Autoentrepreneurs hors normes, ils cravachent pour les grandes plateformes de livraison, telles qu’Uber Eat, Deliveroo, etc. Toujours hommes, âgés de 28 ans en moyenne, venant dans 90% des cas de l’étranger, très souvent en situation irrégulière, ils sont nombreux à sous-louer le compte d’une personne en règle sur le territoire et à verser en contrepartie près de 800 euros par mois. Pour survivre et servir, ils se mettent en selle 6 jours par semaine, 9 à 10 heures par jour, avec un sentiment d’excitation et d’amertume, faisant preuve d’un courage exemplaire et d’une ténacité aveugle.

Comme s’ils n’existaient pas

Abimés par l’attente d’un sésame administratif qui n’arrivera peut-être pas, rongés par la clandestinité, trimballés de centres d’hébergement en anciens foyers de travailleurs migrants, un seul objectif les guide : livrer le maximum de sacs en kraft pleins de victuailles à des Minotaures affamés, qui en échange rarement leur dardent une petite pièce de monnaie, et daignent parfois apposer un « j’aime » sur une quelconque application. Dans leur quotidien endiablé, la violence de l’ignorance côtoie la bravoure, jusqu’à l’oubli de soi.

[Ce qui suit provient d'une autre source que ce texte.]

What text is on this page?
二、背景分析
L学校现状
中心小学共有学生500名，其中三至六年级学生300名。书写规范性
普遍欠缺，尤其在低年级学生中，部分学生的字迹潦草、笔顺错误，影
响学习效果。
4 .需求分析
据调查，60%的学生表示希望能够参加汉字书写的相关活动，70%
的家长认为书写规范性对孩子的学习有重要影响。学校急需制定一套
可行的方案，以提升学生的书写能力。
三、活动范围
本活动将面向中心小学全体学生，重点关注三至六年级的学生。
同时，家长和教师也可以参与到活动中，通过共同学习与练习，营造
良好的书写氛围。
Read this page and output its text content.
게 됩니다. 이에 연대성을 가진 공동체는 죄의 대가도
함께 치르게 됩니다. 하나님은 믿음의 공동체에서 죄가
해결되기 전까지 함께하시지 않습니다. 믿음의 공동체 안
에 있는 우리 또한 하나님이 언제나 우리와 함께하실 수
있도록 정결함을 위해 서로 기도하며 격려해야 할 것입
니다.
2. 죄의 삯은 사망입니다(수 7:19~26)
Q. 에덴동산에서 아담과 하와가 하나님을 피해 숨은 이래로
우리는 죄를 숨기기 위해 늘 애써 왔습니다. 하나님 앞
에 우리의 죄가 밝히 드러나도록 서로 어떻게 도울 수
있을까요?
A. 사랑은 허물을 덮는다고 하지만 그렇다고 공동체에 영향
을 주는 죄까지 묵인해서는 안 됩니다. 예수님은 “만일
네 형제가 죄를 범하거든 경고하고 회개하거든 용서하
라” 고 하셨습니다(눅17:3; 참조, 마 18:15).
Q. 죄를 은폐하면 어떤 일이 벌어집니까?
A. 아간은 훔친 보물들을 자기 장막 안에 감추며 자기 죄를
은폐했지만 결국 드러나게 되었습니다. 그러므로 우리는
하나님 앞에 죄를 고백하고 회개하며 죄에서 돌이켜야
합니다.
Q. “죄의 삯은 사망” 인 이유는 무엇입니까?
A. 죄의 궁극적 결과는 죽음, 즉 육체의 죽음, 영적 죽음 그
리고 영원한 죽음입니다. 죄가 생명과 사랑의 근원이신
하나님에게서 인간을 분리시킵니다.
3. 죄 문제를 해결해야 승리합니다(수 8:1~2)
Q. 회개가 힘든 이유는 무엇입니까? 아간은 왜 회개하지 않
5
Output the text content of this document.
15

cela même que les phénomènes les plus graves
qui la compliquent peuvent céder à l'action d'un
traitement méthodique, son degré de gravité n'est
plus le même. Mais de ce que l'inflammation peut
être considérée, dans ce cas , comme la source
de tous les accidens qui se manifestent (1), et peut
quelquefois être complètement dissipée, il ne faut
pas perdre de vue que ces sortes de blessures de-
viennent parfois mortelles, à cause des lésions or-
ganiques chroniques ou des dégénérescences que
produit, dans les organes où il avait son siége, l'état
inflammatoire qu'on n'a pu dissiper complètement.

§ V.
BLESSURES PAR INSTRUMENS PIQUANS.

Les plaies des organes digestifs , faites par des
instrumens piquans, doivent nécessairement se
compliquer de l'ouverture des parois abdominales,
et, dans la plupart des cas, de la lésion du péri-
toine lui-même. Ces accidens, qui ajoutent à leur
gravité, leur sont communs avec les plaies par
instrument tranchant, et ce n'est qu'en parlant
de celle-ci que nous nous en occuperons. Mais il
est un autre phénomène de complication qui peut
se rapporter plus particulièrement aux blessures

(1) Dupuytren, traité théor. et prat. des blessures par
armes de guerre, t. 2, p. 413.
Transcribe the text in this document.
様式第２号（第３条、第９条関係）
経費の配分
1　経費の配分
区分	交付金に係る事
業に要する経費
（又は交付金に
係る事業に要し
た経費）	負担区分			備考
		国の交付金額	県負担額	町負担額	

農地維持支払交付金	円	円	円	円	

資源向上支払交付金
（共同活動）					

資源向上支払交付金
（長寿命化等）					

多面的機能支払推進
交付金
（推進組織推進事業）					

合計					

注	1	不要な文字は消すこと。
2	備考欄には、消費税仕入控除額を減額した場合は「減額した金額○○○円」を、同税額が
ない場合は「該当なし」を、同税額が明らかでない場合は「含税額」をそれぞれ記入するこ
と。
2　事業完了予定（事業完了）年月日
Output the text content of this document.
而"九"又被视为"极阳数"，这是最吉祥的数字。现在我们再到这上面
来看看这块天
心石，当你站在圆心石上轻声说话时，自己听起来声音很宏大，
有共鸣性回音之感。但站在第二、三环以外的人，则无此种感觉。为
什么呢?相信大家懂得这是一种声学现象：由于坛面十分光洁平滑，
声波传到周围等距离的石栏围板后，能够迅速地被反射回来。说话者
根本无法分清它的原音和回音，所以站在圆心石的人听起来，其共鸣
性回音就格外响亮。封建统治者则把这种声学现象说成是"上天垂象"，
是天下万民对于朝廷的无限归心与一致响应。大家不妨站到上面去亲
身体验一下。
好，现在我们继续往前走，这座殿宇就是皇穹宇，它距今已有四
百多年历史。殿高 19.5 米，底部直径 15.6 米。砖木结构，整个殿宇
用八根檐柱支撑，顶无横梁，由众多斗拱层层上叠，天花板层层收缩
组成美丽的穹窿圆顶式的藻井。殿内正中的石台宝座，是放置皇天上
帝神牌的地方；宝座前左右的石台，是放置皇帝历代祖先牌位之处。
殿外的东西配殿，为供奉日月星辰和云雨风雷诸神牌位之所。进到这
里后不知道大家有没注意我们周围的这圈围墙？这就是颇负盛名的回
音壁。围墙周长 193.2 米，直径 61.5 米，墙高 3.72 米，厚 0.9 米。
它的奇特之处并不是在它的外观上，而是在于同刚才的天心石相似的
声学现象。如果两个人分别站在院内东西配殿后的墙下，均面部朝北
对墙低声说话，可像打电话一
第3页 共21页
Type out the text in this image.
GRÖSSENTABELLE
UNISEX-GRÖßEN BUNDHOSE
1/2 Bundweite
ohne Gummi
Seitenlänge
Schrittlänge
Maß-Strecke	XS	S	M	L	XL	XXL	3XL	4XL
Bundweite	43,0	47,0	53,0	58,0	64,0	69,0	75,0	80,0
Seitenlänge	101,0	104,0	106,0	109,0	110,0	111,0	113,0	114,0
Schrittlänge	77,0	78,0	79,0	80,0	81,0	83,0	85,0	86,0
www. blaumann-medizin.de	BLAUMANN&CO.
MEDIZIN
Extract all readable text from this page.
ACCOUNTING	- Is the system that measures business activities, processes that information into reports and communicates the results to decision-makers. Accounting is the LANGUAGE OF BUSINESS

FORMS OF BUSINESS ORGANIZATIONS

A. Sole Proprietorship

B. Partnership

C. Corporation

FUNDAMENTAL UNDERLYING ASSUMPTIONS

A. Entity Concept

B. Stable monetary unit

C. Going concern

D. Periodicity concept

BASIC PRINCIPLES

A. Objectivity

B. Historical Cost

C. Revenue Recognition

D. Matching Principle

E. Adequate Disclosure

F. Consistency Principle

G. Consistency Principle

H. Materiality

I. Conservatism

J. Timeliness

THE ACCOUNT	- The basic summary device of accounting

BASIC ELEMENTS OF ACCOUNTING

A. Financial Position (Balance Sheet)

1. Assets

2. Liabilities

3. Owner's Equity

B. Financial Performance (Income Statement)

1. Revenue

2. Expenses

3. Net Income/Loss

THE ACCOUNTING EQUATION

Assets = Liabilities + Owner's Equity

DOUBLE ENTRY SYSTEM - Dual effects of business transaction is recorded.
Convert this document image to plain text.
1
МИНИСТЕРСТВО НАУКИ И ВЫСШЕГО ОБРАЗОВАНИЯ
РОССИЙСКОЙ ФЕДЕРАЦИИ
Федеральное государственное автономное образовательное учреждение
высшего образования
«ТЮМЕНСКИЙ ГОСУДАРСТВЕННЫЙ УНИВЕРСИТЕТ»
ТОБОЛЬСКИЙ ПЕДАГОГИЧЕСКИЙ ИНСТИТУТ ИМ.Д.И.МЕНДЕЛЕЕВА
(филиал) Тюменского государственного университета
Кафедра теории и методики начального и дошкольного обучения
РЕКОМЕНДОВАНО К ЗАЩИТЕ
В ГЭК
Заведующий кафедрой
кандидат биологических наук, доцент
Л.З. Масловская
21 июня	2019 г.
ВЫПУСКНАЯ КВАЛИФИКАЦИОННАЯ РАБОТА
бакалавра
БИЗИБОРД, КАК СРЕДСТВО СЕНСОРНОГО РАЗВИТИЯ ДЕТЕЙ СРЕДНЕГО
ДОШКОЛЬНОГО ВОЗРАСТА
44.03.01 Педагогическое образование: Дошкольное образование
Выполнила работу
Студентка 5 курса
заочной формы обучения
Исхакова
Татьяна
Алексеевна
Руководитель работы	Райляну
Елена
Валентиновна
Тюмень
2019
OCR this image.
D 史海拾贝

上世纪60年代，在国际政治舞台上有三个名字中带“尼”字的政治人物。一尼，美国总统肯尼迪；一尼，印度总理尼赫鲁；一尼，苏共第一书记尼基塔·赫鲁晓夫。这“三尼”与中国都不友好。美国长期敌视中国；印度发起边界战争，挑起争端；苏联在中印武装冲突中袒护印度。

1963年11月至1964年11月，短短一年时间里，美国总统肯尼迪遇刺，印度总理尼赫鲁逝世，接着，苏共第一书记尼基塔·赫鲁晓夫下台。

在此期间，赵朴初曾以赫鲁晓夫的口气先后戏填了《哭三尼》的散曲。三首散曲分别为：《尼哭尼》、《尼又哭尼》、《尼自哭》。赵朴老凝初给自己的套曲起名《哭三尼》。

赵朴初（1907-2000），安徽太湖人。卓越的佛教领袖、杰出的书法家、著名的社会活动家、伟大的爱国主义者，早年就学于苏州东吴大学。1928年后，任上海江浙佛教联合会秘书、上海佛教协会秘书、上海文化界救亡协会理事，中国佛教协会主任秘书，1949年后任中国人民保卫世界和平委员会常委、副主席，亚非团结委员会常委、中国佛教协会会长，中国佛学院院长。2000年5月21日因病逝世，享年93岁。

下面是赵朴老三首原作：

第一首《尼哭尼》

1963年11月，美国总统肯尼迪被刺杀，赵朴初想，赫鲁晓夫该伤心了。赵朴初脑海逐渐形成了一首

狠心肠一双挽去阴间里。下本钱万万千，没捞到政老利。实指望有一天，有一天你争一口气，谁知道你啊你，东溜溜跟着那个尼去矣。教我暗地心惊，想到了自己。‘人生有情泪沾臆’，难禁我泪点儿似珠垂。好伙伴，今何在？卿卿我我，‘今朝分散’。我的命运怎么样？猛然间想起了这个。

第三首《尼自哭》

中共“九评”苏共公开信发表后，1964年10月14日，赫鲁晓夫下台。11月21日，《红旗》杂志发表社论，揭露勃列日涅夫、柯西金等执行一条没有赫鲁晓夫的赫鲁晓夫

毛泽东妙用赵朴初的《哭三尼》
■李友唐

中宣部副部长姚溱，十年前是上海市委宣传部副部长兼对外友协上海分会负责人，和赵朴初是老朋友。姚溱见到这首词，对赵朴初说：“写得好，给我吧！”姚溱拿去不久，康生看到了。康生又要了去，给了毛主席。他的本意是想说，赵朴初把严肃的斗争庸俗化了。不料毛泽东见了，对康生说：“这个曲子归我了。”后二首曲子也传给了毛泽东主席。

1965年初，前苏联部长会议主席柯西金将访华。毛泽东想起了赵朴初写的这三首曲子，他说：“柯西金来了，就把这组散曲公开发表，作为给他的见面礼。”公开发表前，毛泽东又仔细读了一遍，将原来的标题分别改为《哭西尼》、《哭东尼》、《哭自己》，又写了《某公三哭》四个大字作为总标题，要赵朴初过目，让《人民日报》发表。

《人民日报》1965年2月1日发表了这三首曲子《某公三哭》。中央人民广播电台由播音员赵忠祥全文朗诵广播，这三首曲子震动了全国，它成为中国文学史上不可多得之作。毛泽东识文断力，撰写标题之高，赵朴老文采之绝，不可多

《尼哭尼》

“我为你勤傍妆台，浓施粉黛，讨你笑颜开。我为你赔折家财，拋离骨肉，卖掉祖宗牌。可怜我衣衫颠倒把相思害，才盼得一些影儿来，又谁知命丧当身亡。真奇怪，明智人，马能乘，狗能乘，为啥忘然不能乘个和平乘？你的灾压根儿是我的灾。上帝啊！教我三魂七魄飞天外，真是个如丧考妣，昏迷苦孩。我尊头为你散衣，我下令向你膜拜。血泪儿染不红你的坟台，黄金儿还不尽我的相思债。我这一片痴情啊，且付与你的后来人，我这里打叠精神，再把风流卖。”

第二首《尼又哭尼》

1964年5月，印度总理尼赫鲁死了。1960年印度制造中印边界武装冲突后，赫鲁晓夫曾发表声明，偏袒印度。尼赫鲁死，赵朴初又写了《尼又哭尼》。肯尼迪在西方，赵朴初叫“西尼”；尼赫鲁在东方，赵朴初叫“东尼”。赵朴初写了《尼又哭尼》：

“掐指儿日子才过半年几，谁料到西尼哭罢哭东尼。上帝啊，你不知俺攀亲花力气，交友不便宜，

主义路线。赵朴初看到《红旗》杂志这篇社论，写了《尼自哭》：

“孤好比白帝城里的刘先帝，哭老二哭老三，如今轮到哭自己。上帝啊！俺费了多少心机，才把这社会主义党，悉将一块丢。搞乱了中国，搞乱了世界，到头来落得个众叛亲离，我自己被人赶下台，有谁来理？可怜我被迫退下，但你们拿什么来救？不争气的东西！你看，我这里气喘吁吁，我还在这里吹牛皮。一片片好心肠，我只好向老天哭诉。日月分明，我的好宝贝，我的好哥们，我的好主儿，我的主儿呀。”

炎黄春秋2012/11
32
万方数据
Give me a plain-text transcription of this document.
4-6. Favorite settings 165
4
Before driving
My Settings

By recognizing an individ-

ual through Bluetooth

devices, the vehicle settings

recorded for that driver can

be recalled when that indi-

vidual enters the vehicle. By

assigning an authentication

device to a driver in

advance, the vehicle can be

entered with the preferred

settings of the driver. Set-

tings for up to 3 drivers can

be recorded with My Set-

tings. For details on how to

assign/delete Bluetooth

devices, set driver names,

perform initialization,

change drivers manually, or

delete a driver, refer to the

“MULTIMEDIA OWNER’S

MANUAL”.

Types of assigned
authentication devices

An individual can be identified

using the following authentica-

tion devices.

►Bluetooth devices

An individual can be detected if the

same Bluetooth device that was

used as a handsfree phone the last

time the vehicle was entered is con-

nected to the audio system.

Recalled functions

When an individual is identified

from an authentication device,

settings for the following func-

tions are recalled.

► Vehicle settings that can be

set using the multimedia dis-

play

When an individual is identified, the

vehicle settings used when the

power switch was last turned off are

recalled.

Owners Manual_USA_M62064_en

Au détriment de leur santé mentale et physique

En effet, ces athlètes d’indifférence, pour qui la circulation de la ville prend le visage de Nemesis, souffrent entre autres de douleurs musculo-squelettiques chroniques, de troubles urogénitaux (impuissance, douleurs testiculaires et urinaires). Pourtant, selon l’enquête "livreurs à deux roues 2024" de Médecins du Monde, la moitié ne dispose pas de couverture maladie. Ils développent également des troubles psychiques provoqués notamment par un fort stress lié au management algorithmique, à des temps de livraison chronométrés, à des cadences infernales et à des appréciations forcément subjectives de clients, qui peuvent entrainer l’irréfragable blocage du compte. Alors, pour que ces parcours de combattants deviennent des vies d’habitants, à l’instar d’Abou Sangare et de son personnage miroir Souleymane, permettons à tous ces coureurs de dignité, qui prennent soin de nous, de conserver leur santé en obtenant un titre de séjour, la seule vraie clef des champs.

Aurélie EL HASSAK-MARZORATI

Directrice générale du CASP, co-gestionnaire de la Maison des Coursiers de Paris, aux côtés de CoopCycle.